Opened 9 years ago

Last modified 8 years ago

#1073 closed defect

Filestorage - divide tile files into subdirectories — at Version 6

Reported by: Dimitar Misev Owned by: Dimitar Misev
Priority: critical Milestone: 9.1.x
Component: relblobif Version: development
Keywords: Cc: Peter Baumann, Vlad Merticariu, Alex Dumitru
Complexity: Medium

Description (last modified by Dimitar Misev)

The flat directory organization of the tile files in $RASDATA is not scalable as we reach filesystem limits. Therefore tiles should be distributed into subdirectories.

Currently all data is stored in a single directory $RASDATA, i.e. we have

$RASDATA
 |_ RASBASE
 |_ 1
 |_ 2
 |_ 3
 |_ ..


Proposed restructuring

$RASDATA
 |_ RASBASE
 |_ TILES
      |_ ..

How should TILES be structured? Maximum number of subdirectories across the most common filesystems:

  • ext3 : 32,000
  • ext4 : unlimited in theory, but may be set to 64,000 by default
  • xfs : tested to millions and performance is not impacted
  • btrfs: similar to xfs
  • ntfs : 2^32-1 theoretically (same limit as number of files in a directory)

Between 10,000 and 100,000 files per directory seems like a good number well supported across filesystems. If we take 100,000 on ext3 that gives us a lower limit of 3 billion tiles.

Single-level nesting

Distributing tiles in 100,000 per directory we have this organization:

$RASDATA
 |_ RASBASE
 |_ TILES
      |_ 0
      |  |_ 1
      |  |_ 2
      |  |_ 3
      |  |_ ...
      |   
      |_ 1
      |  |_ 100,000
      |  |_ 100,001
      |  |_ 100,002
      |  |_ ...
      |  
      |_ ...

The subdirectory index in TILES is dir_index = tile_index / 100,000. The 100,000 number can be a compile time constant that can be adjusted as necessary. By default it is maybe better if it is 2^16 or 2^17 so that the dir_index can be computed with a fast bit shift.

With 30,000 subdirs this gives us a "lower" limit of ~12 PB (with 4MB tile size).

Two-level nesting

$RASDATA
 |_ RASBASE
 |_ TILES
      |  dir1_index
      |_ 0
      |  |  dir2_index
      |  |_ 0
      |  |  |_ 1
      |  |  |_ 2
      |  |  |_ 3
      |  |  |_ ..
      |  |  
      |  |_ 1
      |  |  |_ 100,000
      |  |  |_ 100,002
      |  |  |_ ..
      |  |  
      |  |_ 2
      |  |_ ...
      |  |_ 32,767
      |   
      |_ 1
      |  |_ 32,768
      |  |_ 32,769
      |  |_ ...
      |  
      |_ ...

The subdirectory index in TILES is:

  • dir2_index = tile_index / max_files (100,000)
  • dir1_index = dir2_index / max_dirs (32,768)

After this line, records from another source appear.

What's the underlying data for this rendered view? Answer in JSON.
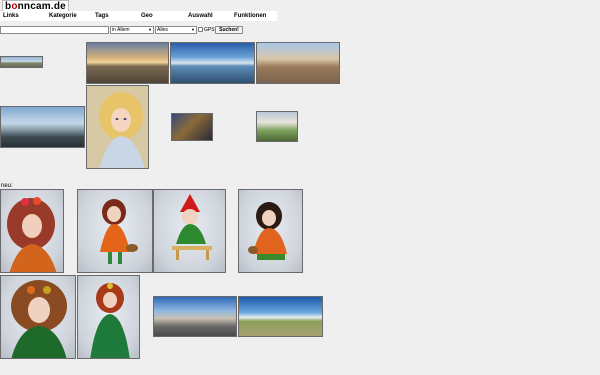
{
  "site": {
    "logo_prefix": "b",
    "logo_o": "o",
    "logo_rest": "nncam.de"
  },
  "menu": [
    "Links",
    "Kategorie",
    "Tags",
    "Geo",
    "Auswahl",
    "Funktionen"
  ],
  "search": {
    "query": "",
    "scope_selected": "in Allem",
    "filter_selected": "Alles",
    "gps_label": "GPS",
    "button_label": "Suchen!"
  },
  "section_new_label": "neu:",
  "colors": {
    "page_bg": "#efefef",
    "logo_accent": "#c00000"
  },
  "thumbnails": {
    "row1": [
      "panorama-strip",
      "panorama-sunset-square",
      "panorama-harbor-sea",
      "panorama-old-town-street"
    ],
    "row2": [
      "panorama-fisheye-lake",
      "doll-blonde-fairy",
      "photo-dark-interior",
      "photo-garden-house"
    ],
    "new_row1": [
      "doll-red-curly-flower",
      "doll-orange-basket",
      "doll-red-hat-bench",
      "doll-dark-hair-basket"
    ],
    "new_row2": [
      "doll-green-dress-curly",
      "doll-green-dress-red",
      "panorama-village-street",
      "panorama-meadow-sky"
    ]
  }
}
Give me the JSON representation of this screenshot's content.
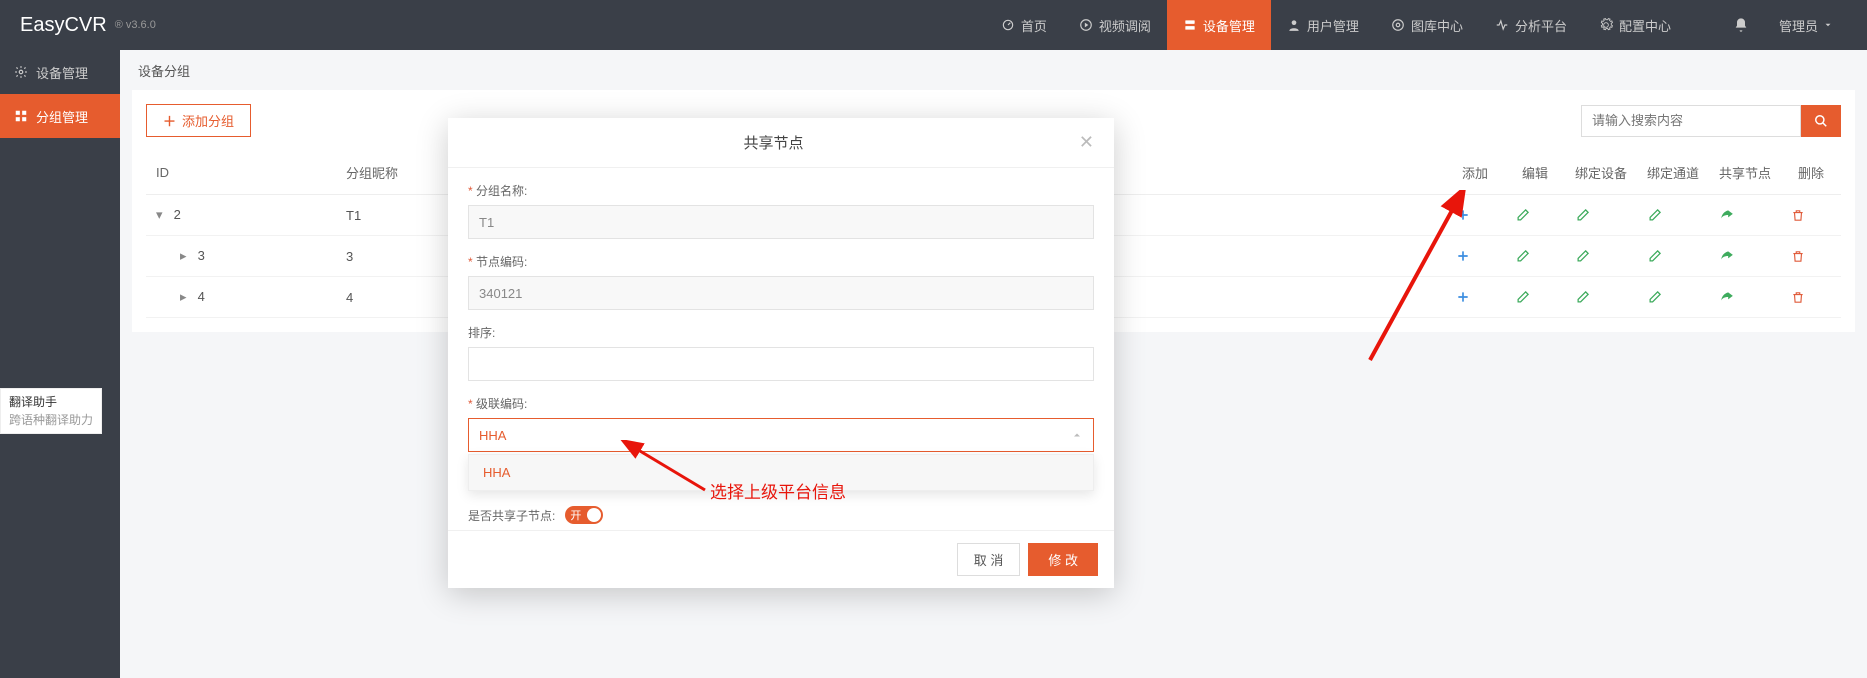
{
  "brand": "EasyCVR",
  "version": "® v3.6.0",
  "topnav": {
    "home": "首页",
    "video": "视频调阅",
    "device": "设备管理",
    "user": "用户管理",
    "gallery": "图库中心",
    "analysis": "分析平台",
    "config": "配置中心",
    "admin": "管理员"
  },
  "sidebar": {
    "device_mgmt": "设备管理",
    "group_mgmt": "分组管理"
  },
  "crumb": "设备分组",
  "toolbar": {
    "add_group": "添加分组",
    "search_ph": "请输入搜索内容"
  },
  "table": {
    "hd_id": "ID",
    "hd_name": "分组昵称",
    "hd_add": "添加",
    "hd_edit": "编辑",
    "hd_bind_dev": "绑定设备",
    "hd_bind_ch": "绑定通道",
    "hd_share": "共享节点",
    "hd_del": "删除",
    "rows": [
      {
        "id": "2",
        "name": "T1",
        "level": 0,
        "caret": "▾"
      },
      {
        "id": "3",
        "name": "3",
        "level": 1,
        "caret": "▸"
      },
      {
        "id": "4",
        "name": "4",
        "level": 1,
        "caret": "▸"
      }
    ]
  },
  "modal": {
    "title": "共享节点",
    "lbl_name": "分组名称:",
    "val_name": "T1",
    "lbl_code": "节点编码:",
    "val_code": "340121",
    "lbl_sort": "排序:",
    "val_sort": "",
    "lbl_cascade": "级联编码:",
    "val_cascade": "HHA",
    "opt_cascade": "HHA",
    "lbl_share_child": "是否共享子节点:",
    "toggle_txt": "开",
    "btn_cancel": "取 消",
    "btn_ok": "修 改"
  },
  "annotation": "选择上级平台信息",
  "translator": {
    "l1": "翻译助手",
    "l2": "跨语种翻译助力"
  }
}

This sets a "lower" limit of ~400 EB (with 4MB tiles).

Backwards compatibility

Rasdaman could support both structures (old and new) with a simple check at startup; in v10.0 we can enforce this structure. update_db.sh can be executed to migrate to the new directory structure.

Change History (6)

comment:1 by Dimitar Misev, 9 years ago

Description: modified (diff)

comment:2 by Dimitar Misev, 9 years ago

Description: modified (diff)

comment:3 by Vlad Merticariu, 9 years ago

100,000 tiles / directory, with a limit of 32,000 directories and a 4MB tile size means ~12 PB maximum size. If somebody chooses smaller tiles, like 1MB, then we would have a limit of 3 PB.

I agree that we should avoid complexity and keep it simple, but in order not to worry about this I guess the limit should be in the order of EB.

What about adding 1 extra level of nesting (so in the subdir 0 of TILES, you can have 32,000 directories), which increases the limit to more than 100 EB?

Please correct me if there's anything wrong with my math.

comment:4 by Dimitar Misev, 9 years ago

Yes true, although 30,000 subdirs is really a lower limit (ext3 is seriously outdated, no one will put PB on ext3). Can you workout a simple bucketing scheme for two levels so that both levels get gradually filled up with subdirs?

I just thought of network filesystems like NFS btw, is anyone familiar with these? Probably they have quite some limitations.

in reply to:  4 comment:5 by Dimitar Misev, 9 years ago

Replying to dmisev:

I just thought of network filesystems like NFS btw, is anyone familiar with these? Probably they have quite some limitations.

Seems like this is up to the underlying filesystem, so we can ignore it.